Imagine my surprise when my beloved Walter Mondale –whose short-haired feminist woman running mate made him a natural favorite for the young lesbian set — lost by such a humiliating margin.
I remember sitting in front of the television, watching all these states go red on the screen, and cheering when they called D.C. for Mondale. I thought this was a sign of momentum, of good things to come; I was 14 and I lived in Iowa, for god’s sake. I didn’t know D.C. always voted Democratic. A couple of hours later, they called Minnesota for Mondale, but by then I was worried. Sure enough, that was where the Mondale momentum stopped, at 13 electoral votes, leaving at least one Iowa girl’s broken heart in its wake.
I recounted this story recently to a friend who’s in her fifties. She told me, laughing, that I was the only person in the nation who didn’t know that night that Walter Mondale would lose that election.
I couldn’t help it — I had faith, I had hope, I had naïveté. I was nine years older than Gerrit is now, but I still had his childlike sense of belief that what’s right can and will prevail.
Two years later I volunteered for the election campaign of a Democrat hoping to unseat Iowa’s sitting Republican governor. I spent time at the campaign headquarters in my town and spent the evening of Election Day phoning up voters and asking if they needed a ride to the polls. I did everything I could as a 16-year-old, but our guy lost as surely as Walter Mondale had two years earlier.
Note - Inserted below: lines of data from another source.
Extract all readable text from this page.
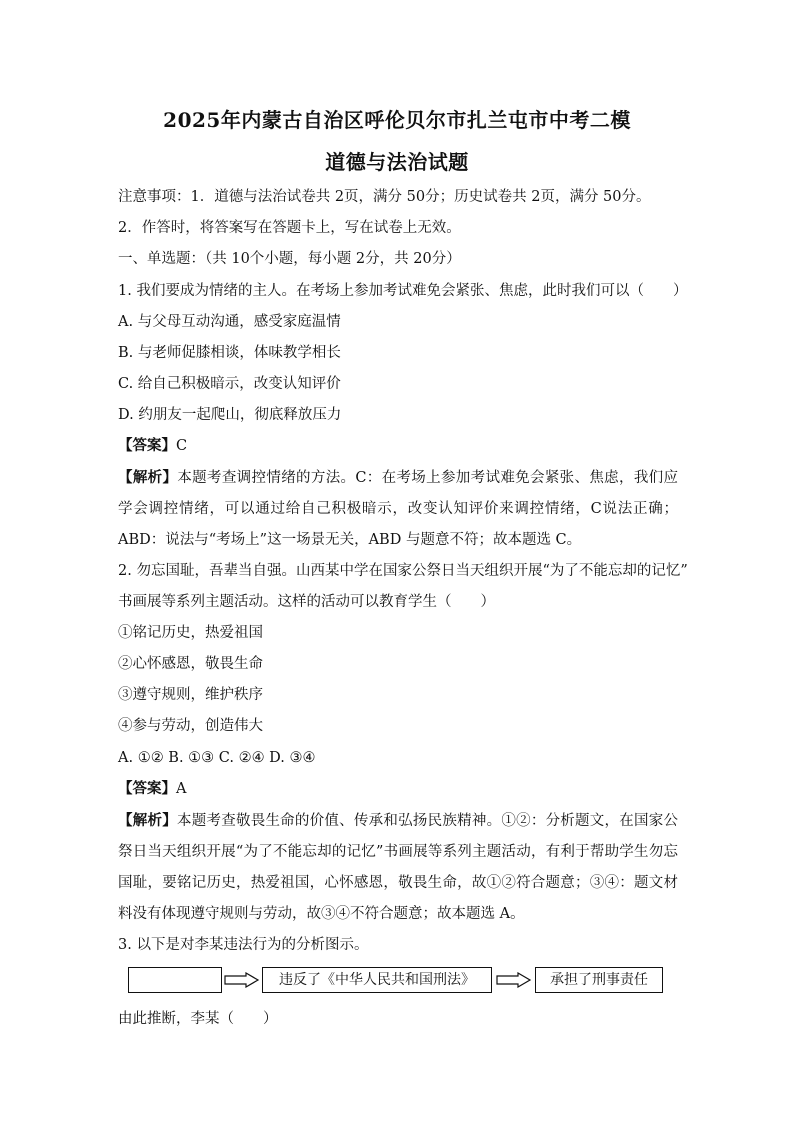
2025年内蒙古自治区呼伦贝尔市扎兰屯市中考二模
道德与法治试题
注意事项：1．道德与法治试卷共 2页，满分 50分；历史试卷共 2页，满分 50分。
2．作答时，将答案写在答题卡上，写在试卷上无效。
一、单选题：（共 10个小题，每小题 2分，共 20分）
1. 我们要成为情绪的主人。在考场上参加考试难免会紧张、焦虑，此时我们可以（　　）
A. 与父母互动沟通，感受家庭温情
B. 与老师促膝相谈，体味教学相长
C. 给自己积极暗示，改变认知评价
D. 约朋友一起爬山，彻底释放压力
【答案】C
【解析】本题考查调控情绪的方法。C：在考场上参加考试难免会紧张、焦虑，我们应学会调控情绪，可以通过给自己积极暗示，改变认知评价来调控情绪，C说法正确；ABD：说法与“考场上”这一场景无关，ABD 与题意不符；故本题选 C。
2. 勿忘国耻，吾辈当自强。山西某中学在国家公祭日当天组织开展“为了不能忘却的记忆”
书画展等系列主题活动。这样的活动可以教育学生（　　）
①铭记历史，热爱祖国
②心怀感恩，敬畏生命
③遵守规则，维护秩序
④参与劳动，创造伟大
A. ①② B. ①③ C. ②④ D. ③④
【答案】A
【解析】本题考查敬畏生命的价值、传承和弘扬民族精神。①②：分析题文，在国家公祭日当天组织开展“为了不能忘却的记忆”书画展等系列主题活动，有利于帮助学生勿忘国耻，要铭记历史，热爱祖国，心怀感恩，敬畏生命，故①②符合题意；③④：题文材料没有体现遵守规则与劳动，故③④不符合题意；故本题选 A。
3. 以下是对李某违法行为的分析图示。
违反了《中华人民共和国刑法》	承担了刑事责任
由此推断，李某（　　）
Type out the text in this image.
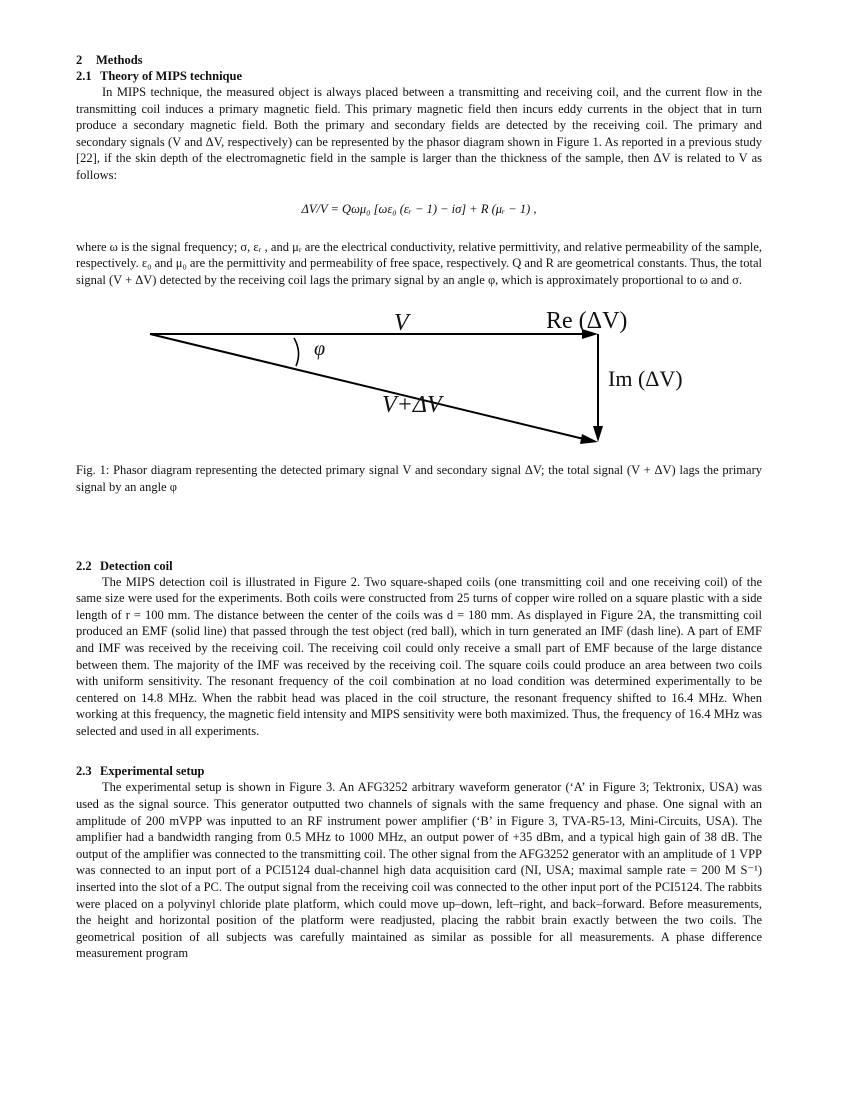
2 Methods
2.1 Theory of MIPS technique

In MIPS technique, the measured object is always placed between a transmitting and receiving coil, and the current flow in the transmitting coil induces a primary magnetic field. This primary magnetic field then incurs eddy currents in the object that in turn produce a secondary magnetic field. Both the primary and secondary fields are detected by the receiving coil. The primary and secondary signals (V and ΔV, respectively) can be represented by the phasor diagram shown in Figure 1. As reported in a previous study [22], if the skin depth of the electromagnetic field in the sample is larger than the thickness of the sample, then ΔV is related to V as follows:

ΔV/V = Qωμ₀ [ωε₀ (εᵣ − 1) − iσ] + R (μᵣ − 1) ,

where ω is the signal frequency; σ, εᵣ , and μᵣ are the electrical conductivity, relative permittivity, and relative permeability of the sample, respectively. ε₀ and μ₀ are the permittivity and permeability of free space, respectively. Q and R are geometrical constants. Thus, the total signal (V + ΔV) detected by the receiving coil lags the primary signal by an angle φ, which is approximately proportional to ω and σ.

V	Re (ΔV)
Im (ΔV)
V+ΔV
φ
Fig. 1: Phasor diagram representing the detected primary signal V and secondary signal ΔV; the total signal (V + ΔV) lags the primary signal by an angle φ
2.2 Detection coil

The MIPS detection coil is illustrated in Figure 2. Two square-shaped coils (one transmitting coil and one receiving coil) of the same size were used for the experiments. Both coils were constructed from 25 turns of copper wire rolled on a square plastic with a side length of r = 100 mm. The distance between the center of the coils was d = 180 mm. As displayed in Figure 2A, the transmitting coil produced an EMF (solid line) that passed through the test object (red ball), which in turn generated an IMF (dash line). A part of EMF and IMF was received by the receiving coil. The receiving coil could only receive a small part of EMF because of the large distance between them. The majority of the IMF was received by the receiving coil. The square coils could produce an area between two coils with uniform sensitivity. The resonant frequency of the coil combination at no load condition was determined experimentally to be centered on 14.8 MHz. When the rabbit head was placed in the coil structure, the resonant frequency shifted to 16.4 MHz. When working at this frequency, the magnetic field intensity and MIPS sensitivity were both maximized. Thus, the frequency of 16.4 MHz was selected and used in all experiments.

2.3 Experimental setup

The experimental setup is shown in Figure 3. An AFG3252 arbitrary waveform generator (‘A’ in Figure 3; Tektronix, USA) was used as the signal source. This generator outputted two channels of signals with the same frequency and phase. One signal with an amplitude of 200 mVPP was inputted to an RF instrument power amplifier (‘B’ in Figure 3, TVA-R5-13, Mini-Circuits, USA). The amplifier had a bandwidth ranging from 0.5 MHz to 1000 MHz, an output power of +35 dBm, and a typical high gain of 38 dB. The output of the amplifier was connected to the transmitting coil. The other signal from the AFG3252 generator with an amplitude of 1 VPP was connected to an input port of a PCI5124 dual-channel high data acquisition card (NI, USA; maximal sample rate = 200 M S⁻¹) inserted into the slot of a PC. The output signal from the receiving coil was connected to the other input port of the PCI5124. The rabbits were placed on a polyvinyl chloride plate platform, which could move up–down, left–right, and back–forward. Before measurements, the height and horizontal position of the platform were readjusted, placing the rabbit brain exactly between the two coils. The geometrical position of all subjects was carefully maintained as similar as possible for all measurements. A phase difference measurement program
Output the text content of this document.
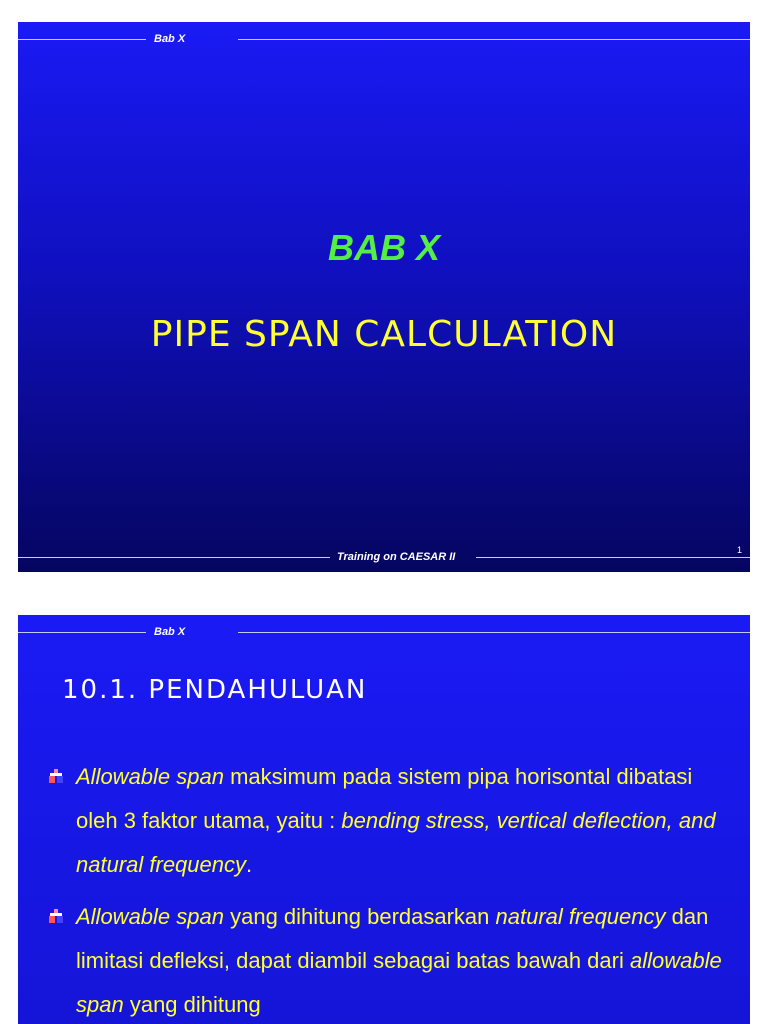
Bab X
BAB X
PIPE SPAN CALCULATION
Training on CAESAR II
1
Bab X
10.1. PENDAHULUAN
Allowable span maksimum pada sistem pipa horisontal dibatasi oleh 3 faktor utama, yaitu : bending stress, vertical deflection, and natural frequency.
Allowable span yang dihitung berdasarkan natural frequency dan limitasi defleksi, dapat diambil sebagai batas bawah dari allowable span yang dihitung
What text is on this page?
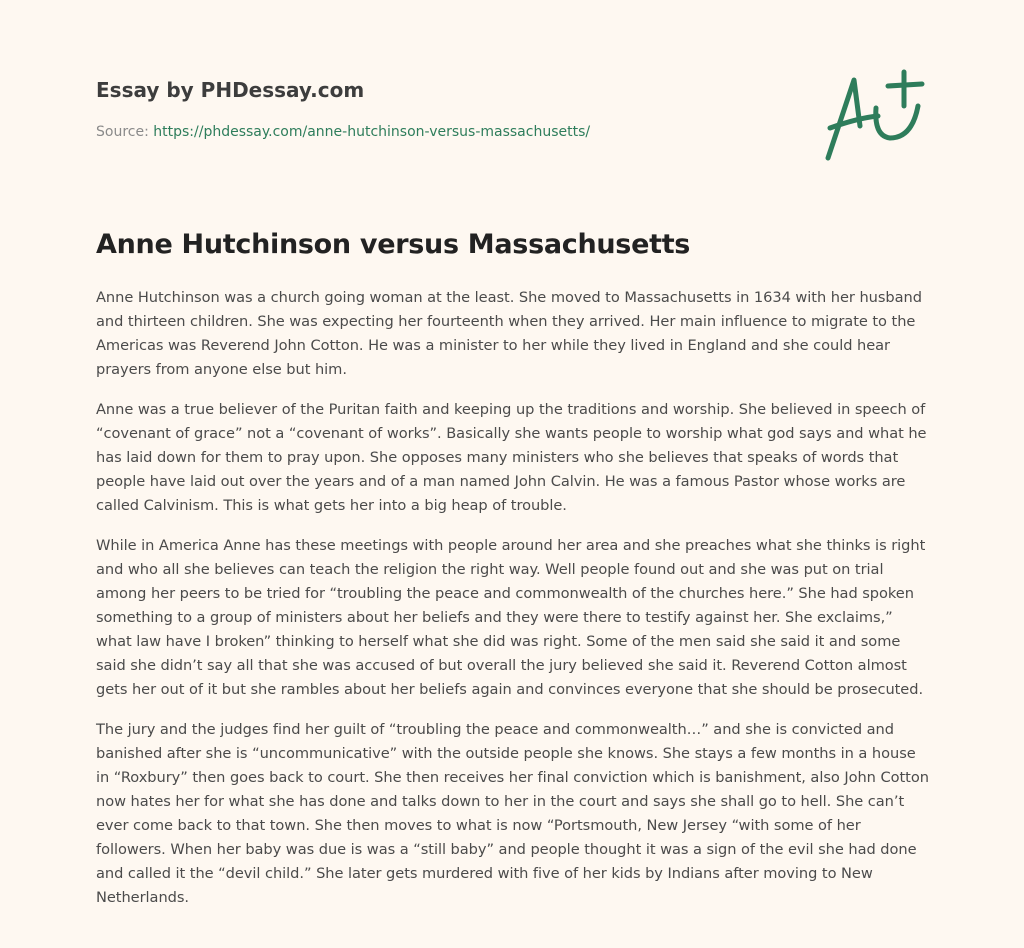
Essay by PHDessay.com
Source: https://phdessay.com/anne-hutchinson-versus-massachusetts/
Anne Hutchinson versus Massachusetts

Anne Hutchinson was a church going woman at the least. She moved to Massachusetts in 1634 with her husband and thirteen children. She was expecting her fourteenth when they arrived. Her main influence to migrate to the Americas was Reverend John Cotton. He was a minister to her while they lived in England and she could hear prayers from anyone else but him.

Anne was a true believer of the Puritan faith and keeping up the traditions and worship. She believed in speech of “covenant of grace” not a “covenant of works”. Basically she wants people to worship what god says and what he has laid down for them to pray upon. She opposes many ministers who she believes that speaks of words that people have laid out over the years and of a man named John Calvin. He was a famous Pastor whose works are called Calvinism. This is what gets her into a big heap of trouble.

While in America Anne has these meetings with people around her area and she preaches what she thinks is right and who all she believes can teach the religion the right way. Well people found out and she was put on trial among her peers to be tried for “troubling the peace and commonwealth of the churches here.” She had spoken something to a group of ministers about her beliefs and they were there to testify against her. She exclaims,” what law have I broken” thinking to herself what she did was right. Some of the men said she said it and some said she didn’t say all that she was accused of but overall the jury believed she said it. Reverend Cotton almost gets her out of it but she rambles about her beliefs again and convinces everyone that she should be prosecuted.

The jury and the judges find her guilt of “troubling the peace and commonwealth…” and she is convicted and banished after she is “uncommunicative” with the outside people she knows. She stays a few months in a house in “Roxbury” then goes back to court. She then receives her final conviction which is banishment, also John Cotton now hates her for what she has done and talks down to her in the court and says she shall go to hell. She can’t ever come back to that town. She then moves to what is now “Portsmouth, New Jersey “with some of her followers. When her baby was due is was a “still baby” and people thought it was a sign of the evil she had done and called it the “devil child.” She later gets murdered with five of her kids by Indians after moving to New Netherlands.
What struck me that night was watching the volunteer coordinator, who’d been ordering me around for weeks and was functioning as my beacon of Democratic gubernatorial hope, sob as she watched the election returns on the local news. It was that night that I observed firsthand the heartbreak of being an adult Democrat.
Two decades later, I’m not sure I’ve entirely abandoned the political faith, hope or naïveté of my youth; like many optimistic Kerry supporters, I read the exit polls when they were posted by cavalier bloggers last Tuesday afternoon and promptly told my friends we’d be OK, that Kerry was going to win after all.
I was wrong, as I told them the next day. Unlike Gerrit, nobody saw me cry. Unlike Gerrit, I issued a post-election analysis to anyone who asked that, though brief, would earn someone Gerrit’s age a bar of soap in his mouth. Or maybe it’d simply earn him a “time out”; we’re Unitarians, after all, Gerrit and I. Hopeless Unitarian Democrats, ready for 2008, desperate not to have to cry again.